Hinter der Bühne drückte eine kleine Gruppe Kinder ihnen selbstgemalte Zettel in die Hand. Auf einem stand: „Euer Lied hat meinen Bauch gekitzelt.“ Auf einem anderen: „Ich konnte mitmachen, obwohl ich nicht gut Deutsch kann.“ Jona las den Satz zweimal.
Die Frau im Rollstuhl kam heran. „Danke“, sagte sie. „Und danke, dass ihr Platz gelassen habt. Nicht nur auf der Bühne.“
Das Mädchen neben ihr machte Gesten, und eine Begleiterin übersetzte: „Sie sagt: Die Melodie fühlt sich an wie Wasser auf den Händen.“
Jona spürte plötzlich, wie müde er war—aber auf eine gute Art. Als hätte sein Kopf gearbeitet und sein Herz gleich mit.

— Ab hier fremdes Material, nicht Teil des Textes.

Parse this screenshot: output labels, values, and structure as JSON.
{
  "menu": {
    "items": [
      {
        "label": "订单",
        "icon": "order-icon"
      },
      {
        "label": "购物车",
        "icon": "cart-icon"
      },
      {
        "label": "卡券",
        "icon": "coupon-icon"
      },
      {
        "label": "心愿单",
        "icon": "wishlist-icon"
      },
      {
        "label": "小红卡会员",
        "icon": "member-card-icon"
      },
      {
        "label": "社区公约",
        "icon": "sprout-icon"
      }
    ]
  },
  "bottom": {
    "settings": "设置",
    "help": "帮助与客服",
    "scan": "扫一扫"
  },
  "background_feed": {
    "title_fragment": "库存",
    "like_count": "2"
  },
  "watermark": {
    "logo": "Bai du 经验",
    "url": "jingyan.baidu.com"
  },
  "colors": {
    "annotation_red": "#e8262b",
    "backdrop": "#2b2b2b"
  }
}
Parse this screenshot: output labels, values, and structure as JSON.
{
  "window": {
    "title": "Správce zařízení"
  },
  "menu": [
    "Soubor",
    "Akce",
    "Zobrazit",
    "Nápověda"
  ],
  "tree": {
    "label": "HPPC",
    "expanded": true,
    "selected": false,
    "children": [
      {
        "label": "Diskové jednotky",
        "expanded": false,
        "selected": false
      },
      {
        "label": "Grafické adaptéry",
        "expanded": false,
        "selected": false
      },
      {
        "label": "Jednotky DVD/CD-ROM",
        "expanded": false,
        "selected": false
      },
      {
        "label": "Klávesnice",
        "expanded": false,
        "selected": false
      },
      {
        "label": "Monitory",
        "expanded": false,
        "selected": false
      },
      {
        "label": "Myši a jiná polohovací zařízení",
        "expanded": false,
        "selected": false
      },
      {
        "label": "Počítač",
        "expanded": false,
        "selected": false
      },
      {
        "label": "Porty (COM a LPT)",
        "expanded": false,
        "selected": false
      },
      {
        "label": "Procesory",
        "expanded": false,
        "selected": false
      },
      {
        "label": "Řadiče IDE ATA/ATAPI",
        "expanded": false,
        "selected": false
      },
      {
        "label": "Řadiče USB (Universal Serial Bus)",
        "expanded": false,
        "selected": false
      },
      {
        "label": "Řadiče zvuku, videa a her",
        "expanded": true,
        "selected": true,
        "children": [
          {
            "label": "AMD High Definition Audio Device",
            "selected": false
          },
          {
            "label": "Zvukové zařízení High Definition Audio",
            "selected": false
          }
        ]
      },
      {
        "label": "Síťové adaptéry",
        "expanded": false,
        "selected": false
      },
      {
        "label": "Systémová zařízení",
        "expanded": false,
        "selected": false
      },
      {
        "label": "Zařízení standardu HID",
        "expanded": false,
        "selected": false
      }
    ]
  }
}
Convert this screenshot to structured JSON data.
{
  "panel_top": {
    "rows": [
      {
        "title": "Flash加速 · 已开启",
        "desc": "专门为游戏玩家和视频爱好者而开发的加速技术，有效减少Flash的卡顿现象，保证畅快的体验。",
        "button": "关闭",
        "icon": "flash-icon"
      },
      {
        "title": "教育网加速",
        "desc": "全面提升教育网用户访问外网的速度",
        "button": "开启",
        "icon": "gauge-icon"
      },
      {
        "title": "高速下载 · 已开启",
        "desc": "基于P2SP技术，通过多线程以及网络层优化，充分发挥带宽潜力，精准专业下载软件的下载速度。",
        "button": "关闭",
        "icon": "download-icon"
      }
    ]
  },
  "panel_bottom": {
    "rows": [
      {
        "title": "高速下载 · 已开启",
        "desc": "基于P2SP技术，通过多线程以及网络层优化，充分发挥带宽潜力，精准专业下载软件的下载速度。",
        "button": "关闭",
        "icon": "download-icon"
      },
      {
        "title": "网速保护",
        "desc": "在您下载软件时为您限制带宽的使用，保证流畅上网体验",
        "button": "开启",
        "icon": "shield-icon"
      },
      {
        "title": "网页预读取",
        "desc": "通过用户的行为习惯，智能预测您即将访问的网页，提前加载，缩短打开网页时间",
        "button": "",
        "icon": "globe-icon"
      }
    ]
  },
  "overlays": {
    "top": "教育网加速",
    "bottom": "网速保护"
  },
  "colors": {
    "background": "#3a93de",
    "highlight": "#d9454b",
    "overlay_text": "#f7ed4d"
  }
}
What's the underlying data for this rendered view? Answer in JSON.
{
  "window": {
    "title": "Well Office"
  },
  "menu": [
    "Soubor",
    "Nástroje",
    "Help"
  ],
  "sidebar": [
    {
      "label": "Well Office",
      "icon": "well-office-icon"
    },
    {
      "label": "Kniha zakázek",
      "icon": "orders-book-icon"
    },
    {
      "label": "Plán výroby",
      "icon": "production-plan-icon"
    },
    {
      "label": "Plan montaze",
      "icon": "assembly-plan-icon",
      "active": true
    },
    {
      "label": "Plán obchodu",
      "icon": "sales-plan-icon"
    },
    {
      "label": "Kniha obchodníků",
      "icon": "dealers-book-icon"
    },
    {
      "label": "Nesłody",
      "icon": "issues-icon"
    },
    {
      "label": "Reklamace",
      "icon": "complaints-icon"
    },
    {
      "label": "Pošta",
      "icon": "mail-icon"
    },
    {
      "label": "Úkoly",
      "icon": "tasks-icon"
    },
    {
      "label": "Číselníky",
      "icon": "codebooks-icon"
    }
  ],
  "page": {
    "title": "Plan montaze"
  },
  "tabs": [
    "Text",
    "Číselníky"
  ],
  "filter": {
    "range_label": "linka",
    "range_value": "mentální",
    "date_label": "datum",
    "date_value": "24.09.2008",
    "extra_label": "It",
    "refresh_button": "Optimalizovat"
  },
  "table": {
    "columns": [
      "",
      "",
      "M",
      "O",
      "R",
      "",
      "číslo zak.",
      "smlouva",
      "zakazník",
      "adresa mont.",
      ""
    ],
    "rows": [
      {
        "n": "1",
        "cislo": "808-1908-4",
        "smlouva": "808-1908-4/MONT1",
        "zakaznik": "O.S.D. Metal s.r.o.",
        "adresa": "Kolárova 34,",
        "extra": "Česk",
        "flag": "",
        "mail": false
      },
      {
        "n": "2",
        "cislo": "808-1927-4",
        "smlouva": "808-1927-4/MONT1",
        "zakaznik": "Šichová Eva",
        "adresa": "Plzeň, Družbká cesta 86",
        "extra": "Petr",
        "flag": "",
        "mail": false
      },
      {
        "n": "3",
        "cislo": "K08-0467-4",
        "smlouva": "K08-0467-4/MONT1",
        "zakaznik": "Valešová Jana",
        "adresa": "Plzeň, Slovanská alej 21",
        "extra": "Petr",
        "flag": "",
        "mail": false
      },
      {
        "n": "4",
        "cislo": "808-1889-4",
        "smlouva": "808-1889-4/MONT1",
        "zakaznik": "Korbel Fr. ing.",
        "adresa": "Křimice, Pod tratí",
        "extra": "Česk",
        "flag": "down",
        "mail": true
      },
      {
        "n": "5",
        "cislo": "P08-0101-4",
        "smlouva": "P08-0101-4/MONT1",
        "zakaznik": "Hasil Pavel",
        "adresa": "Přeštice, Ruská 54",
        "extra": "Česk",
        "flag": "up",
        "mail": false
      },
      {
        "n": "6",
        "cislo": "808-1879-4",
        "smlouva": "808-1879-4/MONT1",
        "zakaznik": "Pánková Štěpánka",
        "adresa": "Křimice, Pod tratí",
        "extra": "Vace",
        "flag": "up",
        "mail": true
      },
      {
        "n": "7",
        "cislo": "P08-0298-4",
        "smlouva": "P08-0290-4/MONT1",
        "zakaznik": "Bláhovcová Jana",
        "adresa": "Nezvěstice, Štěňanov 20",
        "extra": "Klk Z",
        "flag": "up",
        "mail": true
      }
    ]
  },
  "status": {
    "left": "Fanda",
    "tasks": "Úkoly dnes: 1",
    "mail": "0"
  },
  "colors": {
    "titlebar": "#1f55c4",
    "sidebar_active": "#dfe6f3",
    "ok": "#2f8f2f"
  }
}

„Ich hab heute gelernt“, sagte Pepe und wackelte mit dem Tamburin, „dass Musiker sein nicht nur cool aussieht. Es ist auch… Planung.“
Aylin lachte. „Ja. Üben, pünktlich sein, aufbauen, Soundcheck, und manchmal: improvisieren, wenn etwas schiefgeht.“
Herrn Barto hob seine Klarinette. „Und immer: Respekt. Für die Musik und füreinander.“
Jona schaute auf sein Akkordeon. „Und dafür, dass jeder anders klingt“, sagte er leise. „Pepe klingt wie Sprudel. Herr Barto wie Pfefferminz. Aylin wie ein Lagerfeuer. Und ich… vielleicht wie ein Fenster im Regen.“
„Schönes Bild“, meinte Aylin. „Und genau deshalb brauchen wir viele Stimmen, viele Instrumente, viele Geschichten. Vielfalt ist kein Extra. Sie ist der Chor.“
Draußen hatte der Nieselregen nachgelassen. Die Straße glänzte, als wäre sie frisch lackiert. Jona trug sein Akkordeon vorsichtig hinaus, als trüge er einen schlafenden Hund.
Kapitel 6: Die letzte Hülle, die leise „Zzzzip“ sagt
Zu Hause war es still. Jona stellte das Akkordeon auf den Tisch und wischte mit einem weichen Tuch die feinen Tropfen von der Hülle. Er dachte an Herrn Bartos Worte: Holz mag keine Nässe. Und an Aylins: Platz lassen. Und an Pepes: Planung.
Er löste die Riemen, klappte das Instrument langsam zusammen, als würde er den Tag falten. Dann nahm er die gepolsterte Hülle, die innen nach Stoff und Sicherheit roch.
„Gute Arbeit“, flüsterte Jona, und es klang nicht peinlich, sondern ehrlich. Schließlich hatte das Akkordeon heute auch mitgearbeitet.
Er legte es hinein. Die Hülle hatte einen Reißverschluss, der wie ein kleiner Weg um das Instrument herum lief. Jona zog ihn zu, langsam, damit nichts klemmte.
Zzzzip.
Das Geräusch war kurz und zufrieden, wie das Ende eines Satzes. Jona stellte die Hülle zurück ins Regal. Der Regen draußen war jetzt nur noch ein fernes Rascheln. In seinem Kopf spielte die improvisierte Melodie noch einmal, ganz leise, wie eine gute Nacht, die man nicht aussprechen muss.
„Komm, wir hören hin“, murmelte er im Dunkeln.
Und bevor er den letzten Gedanken zu Ende denken konnte, war er schon eingeschlafen.